© 1997 Oxford University Press
research-article |
Rat Olfactory Mucosa Displays a High Activity in Metabolizing Methyl tert-butyl Ether and Other Gasoline Ethers
Laboratory for Cancer Research, Department of Chemical Biology, College of Pharmacy, Rutgers University Piscataway, New Jersey 08854
Received January 23, 1997; accepted September 16, 1997
Methyl tert-butyl ether (MTBE) is a widely used gasoline oxygenate. Two other ethers, ethyl tert-butyl ether (ETBE) and tert-amyl methyl ether (TAME), are also used in reformulated gasoline. Inhalation is a major route for human exposure to MTBE and other gasoline ethers. The possible adverse effects of MTBE in humans are a public concern and some of the reported symptoms attributed to MTBE exposure appear to be related to olfactory sensation. In the present study, we have demonstrated that the olfactory mucosa of the male Sprague-Dawley rat possesses the highest microsomal activities, among the tissues examined, in metabolizing MTBE, ETBE, and TAME. The metabolic activity of the olfactory mucosa was 46-fold higher than that of the liver in metabolizing MTBE, and 37- and 25-fold higher, respectively, in metabolizing ETBE and TAME. No detectable activities were found in the microsomes prepared from the lungs, kidneys, and olfactory bulbs of the brain. The observations that the metabolic activity was localized exclusively in the microsomal fraction, depended on the presence of NADPH, and was inhibitable by carbon monoxide are consistent with our recent report on MTBE metabolism in human and mouse livers (Hong et al., 1997) and further confirm that cytochrome P450 enzymes play a critical role in the metabolism of MTBE, ETBE, and TAME. The apparent Km and Vmax values for the metabolism of MTBE, ETBE, and TAME in rat olfactory microsomes were very similar, ranging from 87 to 125 µM and 9.8 to 11.7 nmol/min/mg protein, respectively.
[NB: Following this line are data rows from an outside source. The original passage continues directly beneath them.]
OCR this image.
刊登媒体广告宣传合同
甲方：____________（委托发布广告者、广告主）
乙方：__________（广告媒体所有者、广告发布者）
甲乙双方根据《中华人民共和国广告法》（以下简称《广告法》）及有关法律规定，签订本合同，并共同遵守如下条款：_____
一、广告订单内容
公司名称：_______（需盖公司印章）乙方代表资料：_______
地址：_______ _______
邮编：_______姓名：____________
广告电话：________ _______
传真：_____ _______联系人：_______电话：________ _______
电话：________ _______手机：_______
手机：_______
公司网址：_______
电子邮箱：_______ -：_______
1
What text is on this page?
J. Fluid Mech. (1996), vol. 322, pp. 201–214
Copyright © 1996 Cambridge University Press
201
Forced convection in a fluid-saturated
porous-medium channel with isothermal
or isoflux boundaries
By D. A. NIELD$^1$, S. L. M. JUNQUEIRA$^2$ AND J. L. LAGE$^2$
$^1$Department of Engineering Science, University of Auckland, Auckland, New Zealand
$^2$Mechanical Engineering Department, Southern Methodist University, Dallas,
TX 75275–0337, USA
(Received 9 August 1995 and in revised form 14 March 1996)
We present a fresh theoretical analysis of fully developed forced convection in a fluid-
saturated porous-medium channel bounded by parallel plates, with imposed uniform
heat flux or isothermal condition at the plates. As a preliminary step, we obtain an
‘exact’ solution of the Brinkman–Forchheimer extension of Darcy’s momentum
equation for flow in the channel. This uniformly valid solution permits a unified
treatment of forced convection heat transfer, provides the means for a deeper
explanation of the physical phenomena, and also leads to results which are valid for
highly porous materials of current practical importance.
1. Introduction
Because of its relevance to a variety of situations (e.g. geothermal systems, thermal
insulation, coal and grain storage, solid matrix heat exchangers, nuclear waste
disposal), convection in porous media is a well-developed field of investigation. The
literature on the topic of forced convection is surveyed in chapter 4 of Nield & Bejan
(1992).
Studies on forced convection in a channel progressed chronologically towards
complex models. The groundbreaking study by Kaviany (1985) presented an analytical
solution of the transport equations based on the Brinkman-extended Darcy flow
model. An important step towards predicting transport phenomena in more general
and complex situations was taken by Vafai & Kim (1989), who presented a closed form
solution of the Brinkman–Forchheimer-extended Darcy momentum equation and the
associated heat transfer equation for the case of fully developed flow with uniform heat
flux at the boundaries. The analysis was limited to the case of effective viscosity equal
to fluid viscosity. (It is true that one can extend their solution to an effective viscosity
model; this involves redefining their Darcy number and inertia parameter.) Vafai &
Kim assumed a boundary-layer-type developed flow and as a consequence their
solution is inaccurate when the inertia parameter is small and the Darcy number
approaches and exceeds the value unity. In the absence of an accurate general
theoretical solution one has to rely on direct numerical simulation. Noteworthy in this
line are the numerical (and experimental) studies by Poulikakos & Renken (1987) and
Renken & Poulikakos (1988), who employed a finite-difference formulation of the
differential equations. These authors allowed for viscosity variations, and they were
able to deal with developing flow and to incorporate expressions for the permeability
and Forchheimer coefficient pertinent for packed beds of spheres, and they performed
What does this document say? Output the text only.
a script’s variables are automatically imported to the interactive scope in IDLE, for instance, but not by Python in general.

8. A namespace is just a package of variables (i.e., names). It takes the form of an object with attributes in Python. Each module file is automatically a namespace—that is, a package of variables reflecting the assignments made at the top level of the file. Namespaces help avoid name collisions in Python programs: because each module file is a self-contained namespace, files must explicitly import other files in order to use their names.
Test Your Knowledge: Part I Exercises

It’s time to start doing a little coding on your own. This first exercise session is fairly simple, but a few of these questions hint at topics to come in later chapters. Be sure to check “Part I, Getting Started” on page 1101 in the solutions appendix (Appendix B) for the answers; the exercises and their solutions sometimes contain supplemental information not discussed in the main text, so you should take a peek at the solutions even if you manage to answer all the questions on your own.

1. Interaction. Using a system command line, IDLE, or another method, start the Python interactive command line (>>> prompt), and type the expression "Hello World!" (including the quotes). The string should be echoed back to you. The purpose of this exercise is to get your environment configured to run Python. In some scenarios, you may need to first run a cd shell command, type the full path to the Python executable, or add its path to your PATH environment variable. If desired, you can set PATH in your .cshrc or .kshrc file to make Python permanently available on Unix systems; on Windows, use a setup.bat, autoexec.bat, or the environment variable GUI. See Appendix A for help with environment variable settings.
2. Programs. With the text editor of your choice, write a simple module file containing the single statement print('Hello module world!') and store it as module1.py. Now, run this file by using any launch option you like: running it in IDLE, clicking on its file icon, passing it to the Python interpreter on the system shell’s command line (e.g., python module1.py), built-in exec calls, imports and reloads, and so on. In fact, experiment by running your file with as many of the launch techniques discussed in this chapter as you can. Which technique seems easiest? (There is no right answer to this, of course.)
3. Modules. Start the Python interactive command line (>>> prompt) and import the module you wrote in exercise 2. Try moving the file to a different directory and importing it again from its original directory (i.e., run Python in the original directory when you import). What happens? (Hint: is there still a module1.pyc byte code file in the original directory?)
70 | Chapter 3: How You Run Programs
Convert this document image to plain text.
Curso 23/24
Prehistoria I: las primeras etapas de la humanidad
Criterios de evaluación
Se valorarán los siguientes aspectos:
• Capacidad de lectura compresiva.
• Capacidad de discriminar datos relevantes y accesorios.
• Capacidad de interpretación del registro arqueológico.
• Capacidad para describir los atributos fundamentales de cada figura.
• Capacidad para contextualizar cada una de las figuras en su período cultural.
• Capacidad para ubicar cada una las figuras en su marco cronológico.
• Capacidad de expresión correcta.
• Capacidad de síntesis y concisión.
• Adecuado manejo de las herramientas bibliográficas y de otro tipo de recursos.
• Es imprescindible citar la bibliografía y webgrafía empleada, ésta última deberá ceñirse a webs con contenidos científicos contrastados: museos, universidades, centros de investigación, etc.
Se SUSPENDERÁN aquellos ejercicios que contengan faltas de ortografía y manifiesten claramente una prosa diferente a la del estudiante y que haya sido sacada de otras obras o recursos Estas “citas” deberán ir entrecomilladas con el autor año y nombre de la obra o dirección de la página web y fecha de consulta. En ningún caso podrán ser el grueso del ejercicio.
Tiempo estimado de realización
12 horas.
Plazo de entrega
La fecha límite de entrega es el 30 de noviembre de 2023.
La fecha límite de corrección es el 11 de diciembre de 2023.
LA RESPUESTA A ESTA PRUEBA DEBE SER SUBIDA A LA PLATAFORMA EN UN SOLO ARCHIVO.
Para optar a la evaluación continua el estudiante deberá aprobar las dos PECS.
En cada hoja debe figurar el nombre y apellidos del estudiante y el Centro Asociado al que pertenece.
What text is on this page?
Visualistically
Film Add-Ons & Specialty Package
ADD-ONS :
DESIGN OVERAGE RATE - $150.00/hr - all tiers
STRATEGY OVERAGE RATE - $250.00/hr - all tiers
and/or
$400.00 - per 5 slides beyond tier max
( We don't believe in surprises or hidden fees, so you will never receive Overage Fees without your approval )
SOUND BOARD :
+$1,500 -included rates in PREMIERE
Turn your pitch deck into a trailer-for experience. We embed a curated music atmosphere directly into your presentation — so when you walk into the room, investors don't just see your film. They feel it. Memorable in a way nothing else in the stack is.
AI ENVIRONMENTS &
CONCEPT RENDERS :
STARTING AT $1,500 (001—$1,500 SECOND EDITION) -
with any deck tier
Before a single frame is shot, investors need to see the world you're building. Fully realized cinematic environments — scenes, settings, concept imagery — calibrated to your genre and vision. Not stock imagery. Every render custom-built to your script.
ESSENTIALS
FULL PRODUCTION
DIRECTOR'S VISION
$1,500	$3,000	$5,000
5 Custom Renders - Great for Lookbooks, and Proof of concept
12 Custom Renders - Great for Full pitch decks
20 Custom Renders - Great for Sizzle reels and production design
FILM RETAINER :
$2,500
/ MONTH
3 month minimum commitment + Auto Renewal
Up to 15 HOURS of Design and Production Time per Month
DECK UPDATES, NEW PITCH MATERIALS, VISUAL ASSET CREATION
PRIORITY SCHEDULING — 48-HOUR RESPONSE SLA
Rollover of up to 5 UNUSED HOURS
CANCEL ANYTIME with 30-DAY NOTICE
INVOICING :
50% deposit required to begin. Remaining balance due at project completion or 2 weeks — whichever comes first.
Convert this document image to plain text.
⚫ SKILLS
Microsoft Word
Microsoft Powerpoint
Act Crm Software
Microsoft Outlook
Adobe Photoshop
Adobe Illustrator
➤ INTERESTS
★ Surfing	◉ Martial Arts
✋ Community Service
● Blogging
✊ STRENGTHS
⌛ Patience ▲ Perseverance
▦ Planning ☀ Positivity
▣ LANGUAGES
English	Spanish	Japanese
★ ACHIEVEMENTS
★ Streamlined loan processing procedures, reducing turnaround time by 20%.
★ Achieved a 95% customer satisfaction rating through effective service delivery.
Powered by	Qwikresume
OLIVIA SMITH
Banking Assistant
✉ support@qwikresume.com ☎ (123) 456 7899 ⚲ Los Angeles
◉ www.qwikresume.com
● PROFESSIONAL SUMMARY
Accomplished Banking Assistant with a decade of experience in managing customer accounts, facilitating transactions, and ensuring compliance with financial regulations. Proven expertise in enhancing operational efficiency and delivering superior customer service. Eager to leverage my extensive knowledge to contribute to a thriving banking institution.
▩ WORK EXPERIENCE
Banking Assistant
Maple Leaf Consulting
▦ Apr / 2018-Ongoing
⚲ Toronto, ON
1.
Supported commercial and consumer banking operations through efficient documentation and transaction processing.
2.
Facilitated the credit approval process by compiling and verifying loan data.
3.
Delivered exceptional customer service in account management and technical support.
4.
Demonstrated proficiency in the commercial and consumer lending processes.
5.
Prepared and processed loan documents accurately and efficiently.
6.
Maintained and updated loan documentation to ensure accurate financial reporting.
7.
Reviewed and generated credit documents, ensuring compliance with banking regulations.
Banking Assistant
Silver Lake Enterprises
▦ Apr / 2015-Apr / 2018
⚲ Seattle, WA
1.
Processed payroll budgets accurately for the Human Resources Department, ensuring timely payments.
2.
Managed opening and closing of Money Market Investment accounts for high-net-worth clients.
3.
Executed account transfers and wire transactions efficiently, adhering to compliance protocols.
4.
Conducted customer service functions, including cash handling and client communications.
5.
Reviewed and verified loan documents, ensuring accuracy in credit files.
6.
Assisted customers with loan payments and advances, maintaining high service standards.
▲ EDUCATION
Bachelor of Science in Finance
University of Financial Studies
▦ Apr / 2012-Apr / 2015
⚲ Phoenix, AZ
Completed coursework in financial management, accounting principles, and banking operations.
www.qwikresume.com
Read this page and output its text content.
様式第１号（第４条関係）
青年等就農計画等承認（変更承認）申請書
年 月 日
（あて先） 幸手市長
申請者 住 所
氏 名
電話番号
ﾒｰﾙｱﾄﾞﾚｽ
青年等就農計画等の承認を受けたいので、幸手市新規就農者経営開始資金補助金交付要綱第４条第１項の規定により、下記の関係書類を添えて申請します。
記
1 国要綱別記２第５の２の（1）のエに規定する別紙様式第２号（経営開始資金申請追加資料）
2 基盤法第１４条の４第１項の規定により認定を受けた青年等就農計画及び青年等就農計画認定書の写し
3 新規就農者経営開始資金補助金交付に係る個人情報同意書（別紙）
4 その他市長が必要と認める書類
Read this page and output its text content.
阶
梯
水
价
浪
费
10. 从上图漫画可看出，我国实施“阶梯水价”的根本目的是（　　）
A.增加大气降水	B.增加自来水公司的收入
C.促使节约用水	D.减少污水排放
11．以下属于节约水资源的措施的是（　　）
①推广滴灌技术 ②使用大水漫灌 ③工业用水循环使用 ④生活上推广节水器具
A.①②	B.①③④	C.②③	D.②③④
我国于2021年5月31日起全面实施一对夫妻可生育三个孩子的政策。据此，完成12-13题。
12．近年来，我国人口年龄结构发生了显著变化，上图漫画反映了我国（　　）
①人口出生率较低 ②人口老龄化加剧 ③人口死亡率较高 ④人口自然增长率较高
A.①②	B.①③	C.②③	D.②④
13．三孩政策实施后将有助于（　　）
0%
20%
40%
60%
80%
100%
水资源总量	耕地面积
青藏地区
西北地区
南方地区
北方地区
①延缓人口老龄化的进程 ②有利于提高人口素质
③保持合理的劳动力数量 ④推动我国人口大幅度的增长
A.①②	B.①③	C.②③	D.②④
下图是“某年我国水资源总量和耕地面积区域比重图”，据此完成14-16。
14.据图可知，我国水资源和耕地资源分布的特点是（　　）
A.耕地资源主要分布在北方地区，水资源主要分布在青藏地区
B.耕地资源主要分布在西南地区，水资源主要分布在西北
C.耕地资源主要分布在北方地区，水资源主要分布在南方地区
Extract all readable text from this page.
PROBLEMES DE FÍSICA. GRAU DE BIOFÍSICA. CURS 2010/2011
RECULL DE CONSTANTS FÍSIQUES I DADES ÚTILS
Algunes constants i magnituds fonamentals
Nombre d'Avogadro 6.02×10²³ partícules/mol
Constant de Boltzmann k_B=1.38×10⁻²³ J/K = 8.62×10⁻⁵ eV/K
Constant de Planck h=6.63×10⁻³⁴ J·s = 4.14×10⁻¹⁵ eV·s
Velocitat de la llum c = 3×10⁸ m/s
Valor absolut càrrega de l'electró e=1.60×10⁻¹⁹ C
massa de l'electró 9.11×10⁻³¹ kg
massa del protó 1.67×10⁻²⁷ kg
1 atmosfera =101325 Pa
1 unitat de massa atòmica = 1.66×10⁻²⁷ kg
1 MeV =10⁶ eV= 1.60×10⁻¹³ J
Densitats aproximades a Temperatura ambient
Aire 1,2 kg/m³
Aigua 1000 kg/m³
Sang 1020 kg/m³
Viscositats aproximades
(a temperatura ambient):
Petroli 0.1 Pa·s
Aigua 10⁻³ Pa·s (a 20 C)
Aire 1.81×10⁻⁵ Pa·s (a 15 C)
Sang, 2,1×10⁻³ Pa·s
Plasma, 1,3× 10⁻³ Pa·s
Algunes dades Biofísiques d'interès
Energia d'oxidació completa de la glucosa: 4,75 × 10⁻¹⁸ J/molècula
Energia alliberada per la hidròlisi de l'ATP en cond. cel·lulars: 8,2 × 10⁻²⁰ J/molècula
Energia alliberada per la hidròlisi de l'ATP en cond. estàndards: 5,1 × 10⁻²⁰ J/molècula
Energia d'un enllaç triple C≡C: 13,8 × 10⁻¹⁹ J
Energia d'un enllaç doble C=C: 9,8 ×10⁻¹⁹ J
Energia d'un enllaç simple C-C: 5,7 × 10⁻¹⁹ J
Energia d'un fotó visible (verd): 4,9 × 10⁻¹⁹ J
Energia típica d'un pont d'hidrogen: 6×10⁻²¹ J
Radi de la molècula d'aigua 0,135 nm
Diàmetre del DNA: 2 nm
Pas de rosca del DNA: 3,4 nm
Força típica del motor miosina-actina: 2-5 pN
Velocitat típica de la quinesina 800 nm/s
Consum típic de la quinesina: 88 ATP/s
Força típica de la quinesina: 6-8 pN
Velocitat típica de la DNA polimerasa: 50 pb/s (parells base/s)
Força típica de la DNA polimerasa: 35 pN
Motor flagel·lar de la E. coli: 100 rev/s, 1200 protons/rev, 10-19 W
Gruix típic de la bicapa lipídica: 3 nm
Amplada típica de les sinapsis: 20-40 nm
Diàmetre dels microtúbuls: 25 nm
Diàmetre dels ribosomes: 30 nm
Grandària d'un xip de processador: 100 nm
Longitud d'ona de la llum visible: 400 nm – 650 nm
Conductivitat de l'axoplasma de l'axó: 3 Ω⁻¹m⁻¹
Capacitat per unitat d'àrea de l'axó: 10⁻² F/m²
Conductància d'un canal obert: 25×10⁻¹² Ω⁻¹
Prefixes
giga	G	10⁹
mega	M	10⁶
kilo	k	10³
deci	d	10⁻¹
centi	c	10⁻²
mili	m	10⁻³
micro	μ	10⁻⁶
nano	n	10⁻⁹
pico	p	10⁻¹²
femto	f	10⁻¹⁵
Addition of TAMIE (0.1 to 0.5 mM) into the incubation mixture caused a concentration-dependent inhibition of the metabolism of MTBE and ETBE. Coumarin (50 µM) inhibited the metabolism of these ethers by approximately 87%. Further comparative studies with human nasal tissues on the metabolism of these ethers are needed in order to assess the human relevance of our present findings.